The controls over litter decomposition in arid systems are not well understood, hindering the development of models that accurately predict litter mass and C loss rates. We will assess the optical and structural properties of litter, which have received surprisingly little attention in the context of photodegradation, but likely vary substantially among litter types, and in turn likely have a strong influence on the effectiveness of photodegradation, as well as microbial community composition. Our work has the potential to explain the puzzling observation that litter decay is linear in arid systems, and provide information for improved models of decomposition. Our findings will also be applicable to decomposition in other ecosystems that experience periods of high irradiance and periodic drought (e.g. many grasslands).

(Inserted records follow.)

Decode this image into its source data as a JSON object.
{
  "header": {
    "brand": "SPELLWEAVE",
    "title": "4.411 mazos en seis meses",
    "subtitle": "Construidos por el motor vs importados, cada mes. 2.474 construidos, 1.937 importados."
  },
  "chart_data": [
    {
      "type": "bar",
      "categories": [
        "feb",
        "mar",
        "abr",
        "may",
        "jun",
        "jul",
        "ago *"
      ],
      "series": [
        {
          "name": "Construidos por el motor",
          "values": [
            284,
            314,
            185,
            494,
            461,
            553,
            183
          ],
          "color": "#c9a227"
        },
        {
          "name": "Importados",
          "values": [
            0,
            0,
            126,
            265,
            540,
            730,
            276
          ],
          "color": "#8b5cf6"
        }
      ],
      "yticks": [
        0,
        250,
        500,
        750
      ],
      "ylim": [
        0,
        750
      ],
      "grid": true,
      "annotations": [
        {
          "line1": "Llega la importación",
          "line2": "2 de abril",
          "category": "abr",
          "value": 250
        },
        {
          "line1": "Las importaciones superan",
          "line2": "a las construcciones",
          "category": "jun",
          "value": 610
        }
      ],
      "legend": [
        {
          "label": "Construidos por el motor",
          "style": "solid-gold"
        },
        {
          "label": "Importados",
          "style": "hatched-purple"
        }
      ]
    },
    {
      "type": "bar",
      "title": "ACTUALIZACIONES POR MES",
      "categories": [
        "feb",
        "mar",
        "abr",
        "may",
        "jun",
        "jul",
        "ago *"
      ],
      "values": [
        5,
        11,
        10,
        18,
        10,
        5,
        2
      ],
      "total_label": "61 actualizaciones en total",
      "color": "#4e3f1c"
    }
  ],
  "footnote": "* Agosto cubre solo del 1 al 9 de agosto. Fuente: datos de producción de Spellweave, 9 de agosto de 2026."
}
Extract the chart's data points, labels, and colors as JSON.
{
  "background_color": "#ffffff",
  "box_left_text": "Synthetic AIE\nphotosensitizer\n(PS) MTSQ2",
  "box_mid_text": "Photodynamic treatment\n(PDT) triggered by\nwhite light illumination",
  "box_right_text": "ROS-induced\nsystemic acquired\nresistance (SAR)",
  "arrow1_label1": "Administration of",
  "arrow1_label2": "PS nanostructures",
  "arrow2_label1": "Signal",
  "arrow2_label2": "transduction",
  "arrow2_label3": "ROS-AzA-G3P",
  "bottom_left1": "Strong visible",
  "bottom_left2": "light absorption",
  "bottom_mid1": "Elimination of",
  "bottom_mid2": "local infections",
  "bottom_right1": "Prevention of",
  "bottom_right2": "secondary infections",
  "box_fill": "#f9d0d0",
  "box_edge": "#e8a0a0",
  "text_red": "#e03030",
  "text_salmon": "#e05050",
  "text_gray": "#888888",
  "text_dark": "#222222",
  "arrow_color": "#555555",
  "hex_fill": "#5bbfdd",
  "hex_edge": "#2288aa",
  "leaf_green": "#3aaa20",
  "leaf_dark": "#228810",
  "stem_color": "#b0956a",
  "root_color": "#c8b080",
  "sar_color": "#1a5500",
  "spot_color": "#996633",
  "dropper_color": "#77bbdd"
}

We will develop a website that serves as a hub to: (1) Publish a guide to litter decomposition aimed at K12 students that discusses the relevance of decomposition to the biosphere, drivers and controls of decomposition, and how desert decomposition contrasts with other biomes. (2) Publish a companion classroom activity that guides teachers and students through the steps to conduct a simple litter decomposition field experiment and analyze their findings. (3) Solicit K12 science teachers to take part in this experiment. (4) Disseminate scientific findings from our project to the general public. This project will provide research experience for high school, undergraduate and graduate students. Our findings will improve our understanding of the basic controls and drivers of decomposition in arid systems, providing valuable information for C modelers, and will also be applicable to other ecosystems that experience high irradiance and periodic drought. Our findings will contribute to society at large by improving the ability of the scientific community to predict how C fluxes and stocks will respond to global change.